Frank’s interpretations are indeed the soul of MOBA: each work almost invariably has one. In one work, the accompanying interpretive text reads: “This is a delightful example of labor-intensive pointlessism.” A category of the collection titled “Dopplehangers” bears the subtitle: “Poor Traits that, intentionally or not, resemble famous people.” Meanwhile, the section “ In the Nood (caution: contains noodity)” includes a piece with the description: “MOBA curators believe this painting, as well as others in the collection, may have been affected by the artist never actually having seen a naked woman.” And sometimes the interpretation is directly taken from the inscription left by the actual artist on the piece: “[this is my] partner Lyn, losing the battle with the middle objective of her research grant proposal (something to do with crosstalk between insulin-like growth factor binding proteins and retinoid-X receptor heterodimerization, since you ask.)”

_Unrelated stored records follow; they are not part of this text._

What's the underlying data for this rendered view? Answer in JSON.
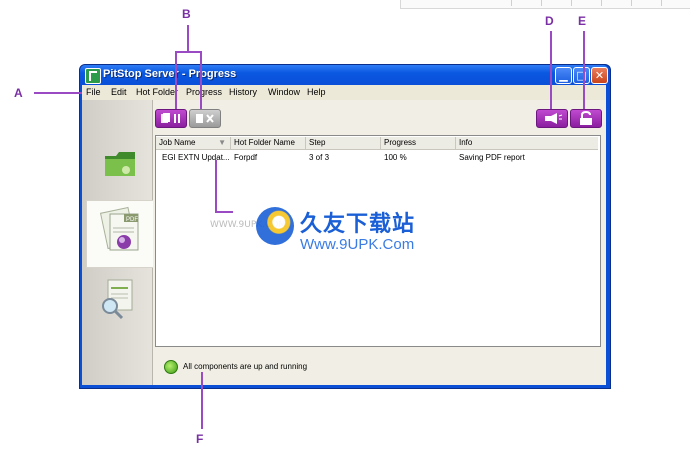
{
  "window": {
    "title": "PitStop Server - Progress",
    "controls": [
      "minimize",
      "maximize",
      "close"
    ]
  },
  "menu": {
    "items": [
      "File",
      "Edit",
      "Hot Folder",
      "Progress",
      "History",
      "Window",
      "Help"
    ]
  },
  "sidebar": {
    "items": [
      {
        "icon": "hot-folder-icon",
        "selected": false
      },
      {
        "icon": "progress-pdf-icon",
        "selected": true
      },
      {
        "icon": "history-report-icon",
        "selected": false
      }
    ]
  },
  "toolbar": {
    "left_buttons": [
      {
        "icon": "pause-icon",
        "enabled": true
      },
      {
        "icon": "cancel-icon",
        "enabled": false
      }
    ],
    "right_buttons": [
      {
        "icon": "announce-icon"
      },
      {
        "icon": "unlock-icon"
      }
    ]
  },
  "table": {
    "columns": [
      "Job Name",
      "Hot Folder Name",
      "Step",
      "Progress",
      "Info"
    ],
    "rows": [
      [
        "EGI EXTN Updat...",
        "Forpdf",
        "3 of 3",
        "100 %",
        "Saving PDF report"
      ]
    ]
  },
  "status": {
    "text": "All components are up and running",
    "color": "#3b9a14"
  },
  "callouts": [
    "A",
    "B",
    "D",
    "E",
    "F"
  ],
  "watermark": {
    "chinese": "久友下载站",
    "url": "Www.9UPK.Com",
    "left_text": "WWW.9UPK.COM"
  },
  "colors": {
    "accent": "#8a1f9e",
    "callout": "#9a4ac2",
    "titlebar": "#0b58e1"
  }
}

MOBA, while not intentionally so, may be a conceptual work in it of itself: a rare form of conceptual outsider art (or a unique form of outsider institutional critique) where, in a Duchampian way, the interpretive texts serve the role of completing the work. But more importantly, this project illustrates the infinite capacity of bad art to inspire us. Art history might one day have to consider, beyond the extensive study and cataloguing of masterpieces and aesthetic geniuses, to delve into the yet unexplored but deep and powerful impact of those who placed the bar so low that they inspired others to propel upwards.